Nós conhecemos a nossa força naval, sabemos o que
podemos e o que não podemos fazer. Não despreze
a força dos submarinos nazistas, que já destroçaram
boa parte da nossa frota.
Stalin permaneceu instantes em silêncio, contendo a raiva
que sentia daqueles ingleses resistentes à bebida e de
quem precisava desesperadamente. Enfim, meio conformado, disse:
- Vamos chamar o Motolov, ele também gosta muito de beber.
Churchill concordou e por sua vez convidou o embaixador Alexander
Cadogan, que segundo ele, também era bom de copo. E a conversa
continuou, agora a quatro, com o professor Pavlov dividindo-se
entre eles, enquanto as garrafas iam sendo esvaziadas. E assim
passavam as horas, contando histórias e anedotas, levantando
brindes à vitória que sabiam estar tão longe
quanto perto de Moscou estavam os alemães. Nas palavras
de Churchill: ''Bebemos uma multiplicidade de vinhos excelentes.
Motolov assumiu seus ares mais afáveis e Stalin, para animar
a situação, caçoou dele implacavelmente''.
O encontro terminou às 2h30m da manhã, com as despedidas
de Stalin, que foi ler os telegramas que chegavam do front; a
situação estava ruim, mesmo. Churchill voltou à
Residência Estatal nº 7, ainda encontrou forças
para ouvir as queixas de um impaciente general polonês que
o esperava, e não teve tempo para dormir. Quando chegou
ao aeroporto, às 5h, sua cabeça estalava. E lá
encontrou, para as despedidas, um cambaleante Motolov.

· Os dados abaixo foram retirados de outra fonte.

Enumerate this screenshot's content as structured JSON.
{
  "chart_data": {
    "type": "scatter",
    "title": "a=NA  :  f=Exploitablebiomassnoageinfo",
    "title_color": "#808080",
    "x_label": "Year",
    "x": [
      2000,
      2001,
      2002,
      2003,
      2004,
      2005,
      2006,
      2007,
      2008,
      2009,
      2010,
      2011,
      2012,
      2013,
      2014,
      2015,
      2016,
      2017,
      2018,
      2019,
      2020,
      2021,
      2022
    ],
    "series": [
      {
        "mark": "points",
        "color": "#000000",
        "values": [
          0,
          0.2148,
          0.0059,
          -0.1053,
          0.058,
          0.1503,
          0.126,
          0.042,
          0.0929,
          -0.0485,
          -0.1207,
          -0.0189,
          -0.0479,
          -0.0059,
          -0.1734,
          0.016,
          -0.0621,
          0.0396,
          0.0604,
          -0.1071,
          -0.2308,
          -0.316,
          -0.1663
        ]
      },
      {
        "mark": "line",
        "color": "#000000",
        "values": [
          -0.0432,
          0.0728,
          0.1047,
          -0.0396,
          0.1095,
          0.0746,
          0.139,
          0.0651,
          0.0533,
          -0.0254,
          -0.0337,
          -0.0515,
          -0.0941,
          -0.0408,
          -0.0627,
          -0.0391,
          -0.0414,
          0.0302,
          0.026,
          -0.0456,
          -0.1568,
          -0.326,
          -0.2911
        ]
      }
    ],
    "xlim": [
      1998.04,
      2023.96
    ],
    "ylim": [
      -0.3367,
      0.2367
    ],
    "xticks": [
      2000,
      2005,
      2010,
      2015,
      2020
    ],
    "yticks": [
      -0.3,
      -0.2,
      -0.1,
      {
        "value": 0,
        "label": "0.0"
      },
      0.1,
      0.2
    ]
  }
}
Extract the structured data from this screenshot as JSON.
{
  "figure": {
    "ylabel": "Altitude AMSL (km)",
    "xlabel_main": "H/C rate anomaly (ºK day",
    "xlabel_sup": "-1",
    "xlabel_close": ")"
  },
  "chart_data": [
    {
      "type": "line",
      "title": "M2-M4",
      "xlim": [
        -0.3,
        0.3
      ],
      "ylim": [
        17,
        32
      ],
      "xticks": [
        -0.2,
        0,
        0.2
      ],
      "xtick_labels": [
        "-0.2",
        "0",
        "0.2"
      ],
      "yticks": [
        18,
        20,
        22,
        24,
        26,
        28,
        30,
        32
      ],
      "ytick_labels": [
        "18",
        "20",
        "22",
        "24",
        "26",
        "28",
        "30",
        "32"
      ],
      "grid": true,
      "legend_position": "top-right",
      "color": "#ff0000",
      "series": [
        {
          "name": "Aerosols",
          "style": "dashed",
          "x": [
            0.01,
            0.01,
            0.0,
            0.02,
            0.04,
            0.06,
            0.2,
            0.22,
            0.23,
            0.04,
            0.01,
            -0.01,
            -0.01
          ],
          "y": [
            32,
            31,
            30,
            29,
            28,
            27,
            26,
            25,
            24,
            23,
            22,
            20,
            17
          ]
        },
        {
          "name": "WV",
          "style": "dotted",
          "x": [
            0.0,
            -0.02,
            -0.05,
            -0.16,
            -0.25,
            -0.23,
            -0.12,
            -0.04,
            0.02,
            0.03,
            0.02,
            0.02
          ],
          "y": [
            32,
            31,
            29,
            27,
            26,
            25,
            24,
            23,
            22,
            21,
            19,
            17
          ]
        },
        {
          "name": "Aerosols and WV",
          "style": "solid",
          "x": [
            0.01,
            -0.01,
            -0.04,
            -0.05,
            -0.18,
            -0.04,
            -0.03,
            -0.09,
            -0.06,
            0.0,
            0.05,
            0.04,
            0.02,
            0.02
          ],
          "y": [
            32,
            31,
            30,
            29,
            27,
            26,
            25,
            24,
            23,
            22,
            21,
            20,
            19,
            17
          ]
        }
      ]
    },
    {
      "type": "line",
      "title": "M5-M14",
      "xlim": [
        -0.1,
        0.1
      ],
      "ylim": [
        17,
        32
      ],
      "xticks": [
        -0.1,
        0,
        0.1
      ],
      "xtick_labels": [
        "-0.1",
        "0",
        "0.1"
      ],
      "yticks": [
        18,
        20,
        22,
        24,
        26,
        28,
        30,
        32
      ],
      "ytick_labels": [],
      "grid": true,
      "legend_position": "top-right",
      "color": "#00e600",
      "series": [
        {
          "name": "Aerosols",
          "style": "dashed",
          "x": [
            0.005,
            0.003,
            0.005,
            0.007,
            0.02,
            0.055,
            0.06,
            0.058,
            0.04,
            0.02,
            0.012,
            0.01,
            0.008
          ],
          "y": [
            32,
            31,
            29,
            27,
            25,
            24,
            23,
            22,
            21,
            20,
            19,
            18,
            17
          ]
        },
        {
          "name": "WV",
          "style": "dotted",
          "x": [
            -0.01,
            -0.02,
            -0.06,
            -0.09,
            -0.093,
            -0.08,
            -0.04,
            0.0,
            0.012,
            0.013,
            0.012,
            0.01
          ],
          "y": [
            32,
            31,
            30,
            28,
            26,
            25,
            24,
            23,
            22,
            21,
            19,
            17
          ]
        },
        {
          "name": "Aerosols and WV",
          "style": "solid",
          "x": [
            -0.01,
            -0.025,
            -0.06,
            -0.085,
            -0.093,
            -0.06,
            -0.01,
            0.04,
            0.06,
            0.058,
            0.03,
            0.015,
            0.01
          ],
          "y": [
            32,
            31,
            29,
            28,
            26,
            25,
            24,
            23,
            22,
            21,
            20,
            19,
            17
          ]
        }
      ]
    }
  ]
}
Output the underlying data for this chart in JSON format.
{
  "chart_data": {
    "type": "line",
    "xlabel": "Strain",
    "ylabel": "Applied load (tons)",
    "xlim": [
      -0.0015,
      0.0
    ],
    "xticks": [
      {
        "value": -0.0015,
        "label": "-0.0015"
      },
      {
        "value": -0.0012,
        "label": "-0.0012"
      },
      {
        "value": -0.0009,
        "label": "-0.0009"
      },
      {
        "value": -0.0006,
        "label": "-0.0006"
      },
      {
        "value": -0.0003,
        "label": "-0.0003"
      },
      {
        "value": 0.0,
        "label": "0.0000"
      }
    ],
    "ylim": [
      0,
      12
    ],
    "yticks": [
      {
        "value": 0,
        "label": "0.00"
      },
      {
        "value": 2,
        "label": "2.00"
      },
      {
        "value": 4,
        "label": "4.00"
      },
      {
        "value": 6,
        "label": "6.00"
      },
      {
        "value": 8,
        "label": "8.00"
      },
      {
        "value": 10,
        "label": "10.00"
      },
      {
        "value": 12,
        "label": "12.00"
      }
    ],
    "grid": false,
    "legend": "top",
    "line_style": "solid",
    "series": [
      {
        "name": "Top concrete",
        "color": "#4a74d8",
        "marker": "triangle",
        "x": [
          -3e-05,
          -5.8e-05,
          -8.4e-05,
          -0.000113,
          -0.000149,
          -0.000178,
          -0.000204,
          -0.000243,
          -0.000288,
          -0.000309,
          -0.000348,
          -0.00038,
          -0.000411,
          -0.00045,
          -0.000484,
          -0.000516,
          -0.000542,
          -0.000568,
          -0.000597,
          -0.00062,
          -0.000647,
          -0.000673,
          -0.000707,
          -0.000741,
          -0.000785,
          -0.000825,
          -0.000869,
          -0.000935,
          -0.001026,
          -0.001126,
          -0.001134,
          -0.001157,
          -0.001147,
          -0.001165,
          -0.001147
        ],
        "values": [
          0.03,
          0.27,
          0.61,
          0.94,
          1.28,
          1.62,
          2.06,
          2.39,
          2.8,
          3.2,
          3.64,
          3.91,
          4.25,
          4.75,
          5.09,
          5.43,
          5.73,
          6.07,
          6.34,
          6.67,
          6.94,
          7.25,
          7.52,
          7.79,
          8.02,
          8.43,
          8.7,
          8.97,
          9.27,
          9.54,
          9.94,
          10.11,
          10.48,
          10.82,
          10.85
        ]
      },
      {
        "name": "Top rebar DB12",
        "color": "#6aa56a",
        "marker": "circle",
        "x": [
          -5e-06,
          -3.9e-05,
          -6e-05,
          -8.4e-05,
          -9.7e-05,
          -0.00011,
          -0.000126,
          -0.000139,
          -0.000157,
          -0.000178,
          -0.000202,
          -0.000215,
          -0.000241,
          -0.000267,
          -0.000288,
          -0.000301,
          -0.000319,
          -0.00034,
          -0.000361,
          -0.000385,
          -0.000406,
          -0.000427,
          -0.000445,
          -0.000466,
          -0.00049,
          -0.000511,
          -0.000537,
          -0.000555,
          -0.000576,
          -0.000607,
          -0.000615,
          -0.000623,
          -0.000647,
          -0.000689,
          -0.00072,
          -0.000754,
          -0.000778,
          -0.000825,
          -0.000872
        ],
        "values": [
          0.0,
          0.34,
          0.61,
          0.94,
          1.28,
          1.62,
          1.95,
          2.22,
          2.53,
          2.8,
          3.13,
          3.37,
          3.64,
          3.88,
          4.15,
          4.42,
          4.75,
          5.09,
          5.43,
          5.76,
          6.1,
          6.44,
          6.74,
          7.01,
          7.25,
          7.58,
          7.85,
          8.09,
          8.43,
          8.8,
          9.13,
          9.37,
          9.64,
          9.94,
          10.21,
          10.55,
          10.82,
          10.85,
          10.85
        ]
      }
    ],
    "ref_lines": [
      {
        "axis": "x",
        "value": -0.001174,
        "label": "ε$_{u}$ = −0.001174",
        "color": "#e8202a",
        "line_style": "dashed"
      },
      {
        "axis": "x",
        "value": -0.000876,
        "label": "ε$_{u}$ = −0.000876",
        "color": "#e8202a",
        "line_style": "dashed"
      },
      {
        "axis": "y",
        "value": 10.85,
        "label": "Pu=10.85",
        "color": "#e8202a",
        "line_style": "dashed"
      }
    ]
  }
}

- Você achou que eu não viria? - perguntou o russo,
estremunhado.
Churchill agradeceu a gentileza do ministro do Exterior soviético
e embarcou, sem fazer idéia de onde Motolov arranjaria
forças para passar aquele dia. Quanto a ele, confessou:
dormiu durante toda a viagem.
Mesmo na hipótese improvável de Stalin conseguir
de Churchill embriagado o compromisso de invadir a França,
dificilmente Roosevelt embarcaria nessa canoa. E por falar em
Roosevelt: mesmo doente, o presidente americano jamais dispensou
dois ou três martínis antes do jantar. Não
era uma esponja do calibre de Churchill ou de Stalin, mas também
entornava bem. O Times, os tablóides londrinos ou o The
New York Times jamais informaram aos seus leitores londrinos que
a guerra contra os nazistas era conduzida por três líderes
que bebiam todas.
E que no final venceram Adolf Hitler, um ditador sanguinário
e... abstêmio.
Cícero Sandroni é membro da Academia Brasileira
de Letras
(artigo publicado originalmente no Jornal do Brasil na edição
de 26 de maio de 2004, no Caderno B, página B-2).